Regional Medical Scientific Director (Medical Science Liaison) - GI Immunology - Mid Atlantic T[...]

The Regional Medical Scientific Director (RMSD) is a credentialed (PhD, PharmD, DNP, MD) therapeutic and disease expert who engages in bidirectional exchange of scientific or medical information with Scientific Leaders (SLs). The RMSD provides balanced, factual scientific information about non-product areas of interest to the Company and replies to scientific questions from SLs, including questions about Company products. The work is aligned to Scientific Exchange, Research, Scientific Congress Support, and Scientific Insights. This position supports the Company’s Gastrointestinal (GI) Immunology program and covers the exemplar states: Eastern Pennsylvania, Maryland, District of Columbia, and the Mid Atlantic States.
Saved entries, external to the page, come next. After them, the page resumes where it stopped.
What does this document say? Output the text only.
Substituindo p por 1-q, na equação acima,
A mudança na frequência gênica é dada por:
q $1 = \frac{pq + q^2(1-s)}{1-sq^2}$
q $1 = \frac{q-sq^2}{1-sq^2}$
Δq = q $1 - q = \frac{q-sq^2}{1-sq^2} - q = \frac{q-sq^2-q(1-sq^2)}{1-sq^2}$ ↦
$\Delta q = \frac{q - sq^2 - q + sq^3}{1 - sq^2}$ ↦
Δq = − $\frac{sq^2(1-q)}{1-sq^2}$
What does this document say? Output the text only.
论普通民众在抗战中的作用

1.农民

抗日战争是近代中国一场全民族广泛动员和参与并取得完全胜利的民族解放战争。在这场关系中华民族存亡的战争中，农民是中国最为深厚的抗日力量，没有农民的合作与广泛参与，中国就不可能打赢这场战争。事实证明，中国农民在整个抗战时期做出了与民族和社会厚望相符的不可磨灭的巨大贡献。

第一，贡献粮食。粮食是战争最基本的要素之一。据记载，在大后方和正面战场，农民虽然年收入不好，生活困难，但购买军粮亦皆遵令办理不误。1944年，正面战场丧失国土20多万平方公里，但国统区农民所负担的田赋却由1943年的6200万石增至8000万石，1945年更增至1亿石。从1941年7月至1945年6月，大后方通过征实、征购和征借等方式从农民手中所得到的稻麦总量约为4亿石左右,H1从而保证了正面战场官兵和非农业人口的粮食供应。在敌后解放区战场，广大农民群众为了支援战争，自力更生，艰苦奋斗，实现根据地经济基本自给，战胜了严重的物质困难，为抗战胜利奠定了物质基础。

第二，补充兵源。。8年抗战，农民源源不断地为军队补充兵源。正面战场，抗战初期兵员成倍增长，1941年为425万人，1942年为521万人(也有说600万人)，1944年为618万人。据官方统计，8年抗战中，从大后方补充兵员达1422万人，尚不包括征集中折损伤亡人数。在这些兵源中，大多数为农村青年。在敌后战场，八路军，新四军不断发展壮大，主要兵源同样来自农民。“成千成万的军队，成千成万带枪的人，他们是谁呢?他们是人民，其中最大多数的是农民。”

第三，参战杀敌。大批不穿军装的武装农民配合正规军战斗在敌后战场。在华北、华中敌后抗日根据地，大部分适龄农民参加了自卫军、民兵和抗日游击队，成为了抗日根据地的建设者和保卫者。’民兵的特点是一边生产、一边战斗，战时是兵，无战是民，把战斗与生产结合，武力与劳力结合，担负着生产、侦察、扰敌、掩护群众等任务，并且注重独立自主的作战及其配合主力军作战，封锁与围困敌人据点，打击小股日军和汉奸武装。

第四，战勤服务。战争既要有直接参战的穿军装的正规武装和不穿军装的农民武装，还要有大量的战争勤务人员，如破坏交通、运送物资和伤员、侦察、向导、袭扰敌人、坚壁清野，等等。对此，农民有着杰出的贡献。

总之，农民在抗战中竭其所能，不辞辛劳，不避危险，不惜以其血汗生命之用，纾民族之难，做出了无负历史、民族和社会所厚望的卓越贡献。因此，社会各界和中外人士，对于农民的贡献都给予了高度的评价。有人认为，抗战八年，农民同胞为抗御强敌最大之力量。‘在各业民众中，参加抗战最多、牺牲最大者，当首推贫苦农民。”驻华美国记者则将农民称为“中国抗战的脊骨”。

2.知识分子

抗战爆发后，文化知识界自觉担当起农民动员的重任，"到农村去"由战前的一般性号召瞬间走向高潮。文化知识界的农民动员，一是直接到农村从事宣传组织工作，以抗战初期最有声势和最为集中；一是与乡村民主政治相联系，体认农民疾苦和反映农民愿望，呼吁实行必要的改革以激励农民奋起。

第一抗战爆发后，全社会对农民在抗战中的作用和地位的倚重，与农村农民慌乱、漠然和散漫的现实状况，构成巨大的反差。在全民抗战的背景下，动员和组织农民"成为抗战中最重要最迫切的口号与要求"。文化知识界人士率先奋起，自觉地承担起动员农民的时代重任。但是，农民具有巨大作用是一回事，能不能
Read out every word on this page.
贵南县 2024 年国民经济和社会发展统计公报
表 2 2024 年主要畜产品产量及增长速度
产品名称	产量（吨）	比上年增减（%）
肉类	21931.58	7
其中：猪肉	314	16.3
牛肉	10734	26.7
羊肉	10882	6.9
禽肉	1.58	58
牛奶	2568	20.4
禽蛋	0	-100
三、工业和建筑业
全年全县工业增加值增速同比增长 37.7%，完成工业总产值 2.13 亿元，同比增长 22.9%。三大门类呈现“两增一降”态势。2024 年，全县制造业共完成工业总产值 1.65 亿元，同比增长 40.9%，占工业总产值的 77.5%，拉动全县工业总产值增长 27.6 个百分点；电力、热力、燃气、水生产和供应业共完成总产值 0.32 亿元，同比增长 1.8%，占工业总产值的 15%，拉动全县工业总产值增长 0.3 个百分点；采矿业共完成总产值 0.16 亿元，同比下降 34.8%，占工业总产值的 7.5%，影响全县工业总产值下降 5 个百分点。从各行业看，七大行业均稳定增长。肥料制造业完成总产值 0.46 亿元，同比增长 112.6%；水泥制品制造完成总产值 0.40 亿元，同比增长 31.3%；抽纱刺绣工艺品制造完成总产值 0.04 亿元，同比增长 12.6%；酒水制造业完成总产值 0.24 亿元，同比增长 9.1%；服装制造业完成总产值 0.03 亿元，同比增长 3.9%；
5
• The RMSD liaises between the scientific community and the Company to enhance comprehension of scientific foundations and goals for approved, in-development, and active Company-sponsored trials and/or investigator-sponsored research studies. The RMSD serves as a role model for other field medical team members in onboarding and sharing therapeutic expertise.
• Develops professional relationships and engages with national and regional SLs to ensure access to company-approved medical and scientific information on areas of therapeutic interest and Company products.
• Conducts peer-to-peer scientific discussions and maintains a reliable presence with SLs to ensure they have a medical contact within the company.
• Addresses scientific questions and directs SL inquiries on issues outside of RMSD scope (e.g., grants) to appropriate company resources consistent with applicable policies.
• Maintains current knowledge and comprehension of the dynamic scientific and clinical environment in the Company’s Areas of Interest (AOI) for the RMSD’s specific therapeutic area.
• Research: Upon request from Global Center for Scientific Affairs (GCSA), initiates discussions with SLs and/or potential investigators to determine alignment with research strategies, study concepts, scientific merit, and qualifications for a specific compound or trial; enhances understanding of investigator-sponsored research concepts; identifies barriers to patient enrollment and retention to achieve study milestones.
• Research: Upon request from Global Clinical Trial Operations (GCTO), recommends study sites and identifies potential investigators for phase II-IV clinical programs, conducts Site Initiation Visits (SIVs), and detects barriers to patient enrollment and retention to achieve milestones; assumes protocol lead responsibilities in collaboration with GCTO; addresses questions from investigators regarding participation in Company-sponsored clinical studies.
• Scientific Congress Support: Engages in scientific congresses and medical meetings, and facilitates scientific and data exchange for both Company and competitor data.
• Scientific Insights: Gathers feedback, data, or information during routine activities to help the company better understand medical or scientific needs, priorities, or concerns of SLs and/or patients.
• Inclusive Mindset and Behavior: Demonstrates eagerness to contribute to belonging, inclusion, equity, and empowerment; leads by example and serves as a role model for creating, leading, and retaining a diverse and inclusive workforce.

Minimum

• PhD, PharmD, DNP, DO, or MD
• Proven competence and a minimum of 3 years of relevant GI therapeutic area experience beyond the terminal degree program
• Ability to conduct doctoral-level discussions with key external stakeholders
• Dedication to scientific excellence with a strong focus on scientific education and dialogue
• Excellent stakeholder management, communication, and networking skills
• Thorough understanding of FDA, OIG, HIPAA, and other ethical guidelines, laws, and regulations relevant to the pharmaceutical industry
• Ability to organize, prioritize, and work effectively in a changing environment
• Strong knowledge of Microsoft Office Suite (Word, PowerPoint, Excel, Teams, OneNote)
• Familiarity with virtual meeting platforms
• Consistent adherence to field and corporate policies and Global Medical Scientific Affairs (GMSA) strategy, SOPs, Good Clinical Practice (GCP) guidelines, and related responsibilities

Preferred

• Field-based medical experience
• Research experience
• Demonstrated record of scientific/medical publication

US and Puerto Rico Residents Only: Our company is committed to inclusion and providing accommodations during the hiring process. Equal Employment Opportunity Employer statements apply, prohibiting discrimination on race, color, age, religion, sex, sexual orientation, gender identity, national origin, protected veteran status, disability status, or other legally protected characteristics.

Travel Requirements: Up to 50%

Flexible Work Arrangements: Remote

VISA Sponsorship: No

Job Posting End Date: 10/17/2025

This description is intended to describe the general nature and level of work performed. It is not intended to be an exhaustive list of responsibilities, duties, and qualifications.